Hi Tastes Like Chicken; Re the PALM collapse... Certainly the float wasn't 23 million shares, was it, most of the stuff was still held by COMS. I doubt that the underwriters had anywhere near enough shares to feed to the public, because COMS didn't really need the money from the shares. They were just bringing it public in order to create a public market for the shares.

I have this theory that when underwriters bring a small float company like this public, they underprice it in order to allow themselves a better profit on the smaller number of shares that they get to sell. Another similar runup was in FMKT, and a bunch of other .net companies. The public just doesn't care about the market cap, they will buy in at any price.
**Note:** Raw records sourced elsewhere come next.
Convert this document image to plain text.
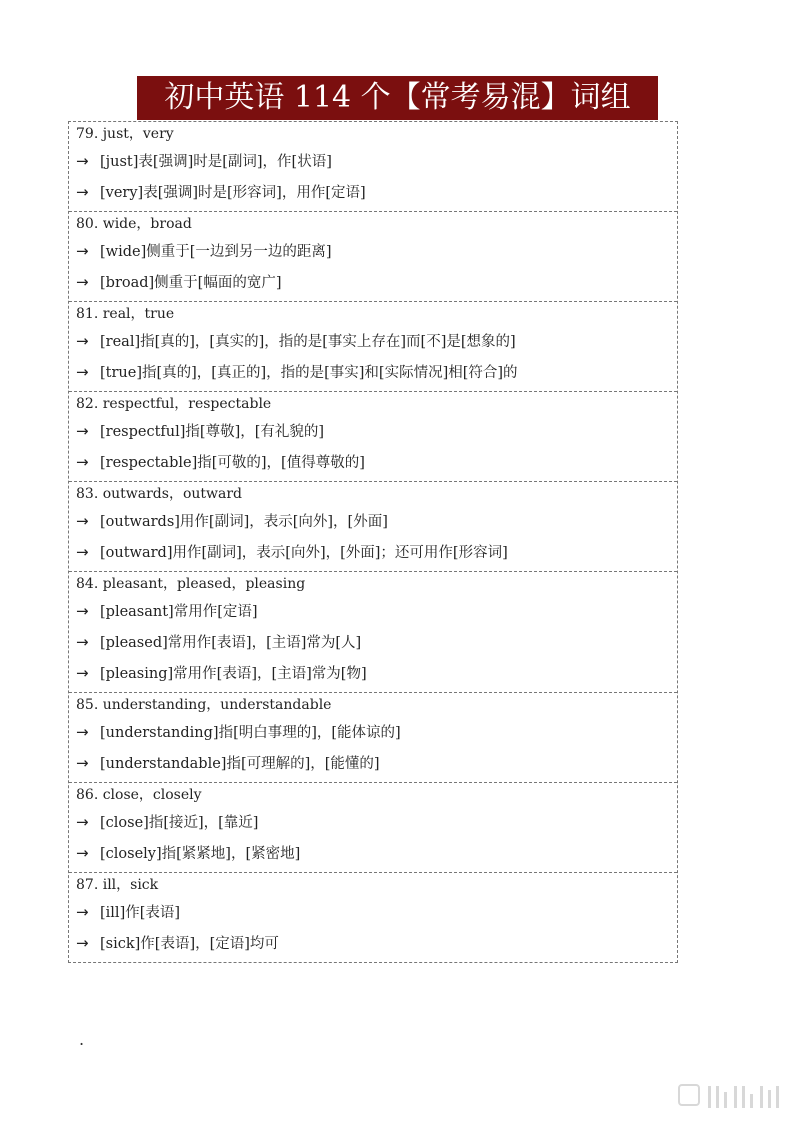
初中英语 114 个【常考易混】词组
79. just，very
→ [just]表[强调]时是[副词]，作[状语]
→ [very]表[强调]时是[形容词]，用作[定语]
80. wide，broad
→ [wide]侧重于[一边到另一边的距离]
→ [broad]侧重于[幅面的宽广]
81. real，true
→ [real]指[真的]，[真实的]，指的是[事实上存在]而[不]是[想象的]
→ [true]指[真的]，[真正的]，指的是[事实]和[实际情况]相[符合]的
82. respectful，respectable
→ [respectful]指[尊敬]，[有礼貌的]
→ [respectable]指[可敬的]，[值得尊敬的]
83. outwards，outward
→ [outwards]用作[副词]，表示[向外]，[外面]
→ [outward]用作[副词]，表示[向外]，[外面]；还可用作[形容词]
84. pleasant，pleased，pleasing
→ [pleasant]常用作[定语]
→ [pleased]常用作[表语]，[主语]常为[人]
→ [pleasing]常用作[表语]，[主语]常为[物]
85. understanding，understandable
→ [understanding]指[明白事理的]，[能体谅的]
→ [understandable]指[可理解的]，[能懂的]
86. close，closely
→ [close]指[接近]，[靠近]
→ [closely]指[紧紧地]，[紧密地]
87. ill，sick
→ [ill]作[表语]
→ [sick]作[表语]，[定语]均可
.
I don't think the underwriters were short from day one. Their idea of a great time is to get the issued stock they hold sold out as quickly as possible, at a price at least as high as what they owe the company, (and as high as possible), but there really is no big reason for them to short a high flyer like PALM. I would bet that they did load their shares onto the public at a pretty high price, though, but that is not the same as going short. The long term road to profits is in the avoiding of excess risks.

Similarly, the MMs just want to make money off the order flow. Why should they risk money shorting a company that can manipulate its stock price with press releases when they can simply play off the order flow? At a casino, the house is not the participant that has to take the big risks in order to walk away with a profit.

There is also too much of a chance of a group of mutual funds deciding to use the stock as a vehicle to make themselves look good for a quarter or two while collecting up a massive amount of somewhat illiquid overpriced stock.

In any case, there is no question in my mind that the market makers and underwriters were not the guys who ran it so high on opening day. If the underwriters ran it up by holding shares back, then they ended up selling those shares at a reduced profit later. But the retail interest in the stock was tremendous.

My feeling on this is that the stock price movement is entirely explicable with the law of supply and demand. I saw a friend buy into it at $95 as it slid, thinking that it was now a bargain. These same people were the same ones who thought that $160 per share was a reasonable deal. They wanted it. They wanted it bad. They would pay anything for it. If the market makers did go short, the only effect was that people like these ended up with shares at a cheaper price than they expected, and so lost less money than they otherwise would have.